Yes, she would go. And—the disagreeable thought invaded her mind at the sight of a background figure doing something to the floor with a mop—there was the question of getting a cleaner.
The idea was so disturbing that she sat down again and resumed her thoughts.
She was completely unaccustomed to dealing with or managing them.
The late Mrs. Smith ‘never would have’ a cleaner, the distance which she had scrambled up from Mrs. Benson not being great enough to permit of her coping with the latter when subordinate, and, while she had the strength to flap a duster, she would do everything herself.
So Christine, unfamiliar with the notion of a Mrs. Benson in the house, quailed at the thought of employing her, and was only slightly reassured when she recalled the procession of juniors she had effortlessly controlled throughout five-and-thirty years at Lloyd and Farmer’s.
Though it had to be faced that during the past five years the procession had become so outrageous in its dress (trousers to business, if you please, and the cold weather no more than an excuse—but that Mr. Richards would not have) and so intimidatingly casual and assured in it manner that ‘effortlessly’ had gradually ceased to be the word. Nevertheless, there remained the habit of mild authority, and of course the people in the house would back her up; that Mrs. Meredith wouldn’t stand for any cheek or slackness, Christine was certain.
Reassured, she proceeded to the Village, and spent a few minutes there studying a board displayed in a shop. She then went into a telephone-box and dialled the number she had memorised. From where she stood, she could see Pemberton Hall, already assuming a half-inhabited air because of Mrs. Traill’s curtains and the fact that the front lawn had been mown, though whether the inhabitants were coming or going
it
would have been difficult to decide … a man might be very useful …
“Yes?” demanded an irritable male voice.
I expect Mr. Johnson’s an old-age pensioner, thought Christine, and demanded to speak to him.
“Oh yes, let ’em all come,” cried the voice, derisive and affronted, and Christine hoped that Mr. Johnson was not being beseiged by prospective employers; it would make him above himself. She heard the telephone being bumped about and background noises suggesting impatient customers and temporarily postponed activities with Easter cards and cigarettes, which suggested that Mr. Johnson lived over a small newsagent-tobacconist’s and at last, after a long pause, a man’s voice, young and soft with a sing-song in it, said politely: “Here is Mister Johnson.”

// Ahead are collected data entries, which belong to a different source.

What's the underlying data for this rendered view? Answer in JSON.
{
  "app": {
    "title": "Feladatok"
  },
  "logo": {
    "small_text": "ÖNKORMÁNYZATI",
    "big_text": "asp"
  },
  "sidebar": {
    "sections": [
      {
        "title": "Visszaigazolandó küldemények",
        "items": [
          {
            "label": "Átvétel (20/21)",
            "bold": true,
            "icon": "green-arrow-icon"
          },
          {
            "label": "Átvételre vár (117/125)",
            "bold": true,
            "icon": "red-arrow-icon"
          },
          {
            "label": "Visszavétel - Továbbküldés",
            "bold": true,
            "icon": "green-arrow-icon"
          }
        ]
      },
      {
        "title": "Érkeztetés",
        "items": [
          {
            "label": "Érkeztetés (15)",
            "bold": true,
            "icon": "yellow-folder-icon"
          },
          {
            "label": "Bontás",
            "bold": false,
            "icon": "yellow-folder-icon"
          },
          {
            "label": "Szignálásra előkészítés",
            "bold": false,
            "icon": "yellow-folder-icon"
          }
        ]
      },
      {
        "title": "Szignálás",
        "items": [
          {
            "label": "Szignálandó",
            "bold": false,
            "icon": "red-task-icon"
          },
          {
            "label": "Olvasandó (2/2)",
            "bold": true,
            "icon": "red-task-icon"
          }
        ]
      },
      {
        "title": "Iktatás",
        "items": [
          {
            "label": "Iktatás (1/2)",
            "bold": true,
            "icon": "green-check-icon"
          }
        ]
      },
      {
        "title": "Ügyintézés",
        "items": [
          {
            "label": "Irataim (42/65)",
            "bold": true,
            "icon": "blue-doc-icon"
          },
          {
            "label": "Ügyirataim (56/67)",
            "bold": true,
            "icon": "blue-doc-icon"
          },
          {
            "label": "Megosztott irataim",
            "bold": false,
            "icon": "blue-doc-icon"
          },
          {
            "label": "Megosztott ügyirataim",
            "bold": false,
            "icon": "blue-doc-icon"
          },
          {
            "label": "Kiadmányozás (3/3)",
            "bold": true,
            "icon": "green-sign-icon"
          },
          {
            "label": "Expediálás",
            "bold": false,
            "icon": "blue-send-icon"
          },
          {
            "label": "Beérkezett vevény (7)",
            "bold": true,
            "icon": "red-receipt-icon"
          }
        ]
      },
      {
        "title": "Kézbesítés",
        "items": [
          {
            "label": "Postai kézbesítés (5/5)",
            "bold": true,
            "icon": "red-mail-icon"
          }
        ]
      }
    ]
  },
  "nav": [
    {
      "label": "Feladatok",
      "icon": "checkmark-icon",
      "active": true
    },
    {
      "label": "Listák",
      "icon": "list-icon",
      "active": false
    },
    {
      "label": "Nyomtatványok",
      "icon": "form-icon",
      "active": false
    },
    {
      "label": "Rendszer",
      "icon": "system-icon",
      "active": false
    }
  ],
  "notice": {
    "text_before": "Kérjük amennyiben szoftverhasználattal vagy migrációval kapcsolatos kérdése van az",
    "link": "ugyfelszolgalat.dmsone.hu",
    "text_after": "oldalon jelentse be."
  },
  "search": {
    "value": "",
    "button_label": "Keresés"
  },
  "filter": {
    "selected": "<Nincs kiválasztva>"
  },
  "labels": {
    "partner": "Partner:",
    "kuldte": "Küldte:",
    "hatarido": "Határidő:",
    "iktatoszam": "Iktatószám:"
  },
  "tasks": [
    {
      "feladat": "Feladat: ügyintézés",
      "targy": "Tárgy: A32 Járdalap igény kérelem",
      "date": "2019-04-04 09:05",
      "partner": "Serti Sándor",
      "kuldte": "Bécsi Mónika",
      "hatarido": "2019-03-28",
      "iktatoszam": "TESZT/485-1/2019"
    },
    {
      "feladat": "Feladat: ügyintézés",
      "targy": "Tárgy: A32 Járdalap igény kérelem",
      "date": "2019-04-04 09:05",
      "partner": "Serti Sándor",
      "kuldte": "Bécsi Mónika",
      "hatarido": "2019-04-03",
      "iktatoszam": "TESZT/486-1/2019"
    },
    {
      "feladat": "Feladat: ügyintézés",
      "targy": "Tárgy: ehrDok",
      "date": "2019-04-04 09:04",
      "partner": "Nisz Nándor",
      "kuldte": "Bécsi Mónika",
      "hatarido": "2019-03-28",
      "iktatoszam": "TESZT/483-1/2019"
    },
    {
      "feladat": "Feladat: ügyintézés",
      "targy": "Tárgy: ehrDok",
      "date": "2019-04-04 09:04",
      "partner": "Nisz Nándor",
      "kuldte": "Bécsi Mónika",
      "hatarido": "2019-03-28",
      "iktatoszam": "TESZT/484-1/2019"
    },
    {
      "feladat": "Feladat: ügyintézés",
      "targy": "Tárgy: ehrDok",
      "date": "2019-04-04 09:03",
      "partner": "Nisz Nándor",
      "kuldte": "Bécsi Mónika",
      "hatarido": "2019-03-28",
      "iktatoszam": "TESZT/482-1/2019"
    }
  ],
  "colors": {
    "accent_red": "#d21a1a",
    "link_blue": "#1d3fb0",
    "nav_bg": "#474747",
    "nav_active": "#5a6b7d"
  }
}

“I’ve seen your advert’ in Ellis’s, the grocers,” said Christine, realising instantly from his voice that Mr. Johnson was coloured and going steadily on because for the moment she really did not know what else to do. “And I want a cleaner. For a large house in Highgate Village. To sweep the stairs down and that kind of thing—it’s rather rough work.” (He was a man, and young, and, of course, strong. They always were. He could just get on with it. Only what would they all say? A black about the place. At the thought of what they would all have all said at Mortimer Road, she really did falter in spirit. But she did not ring off.)
The pause lengthened.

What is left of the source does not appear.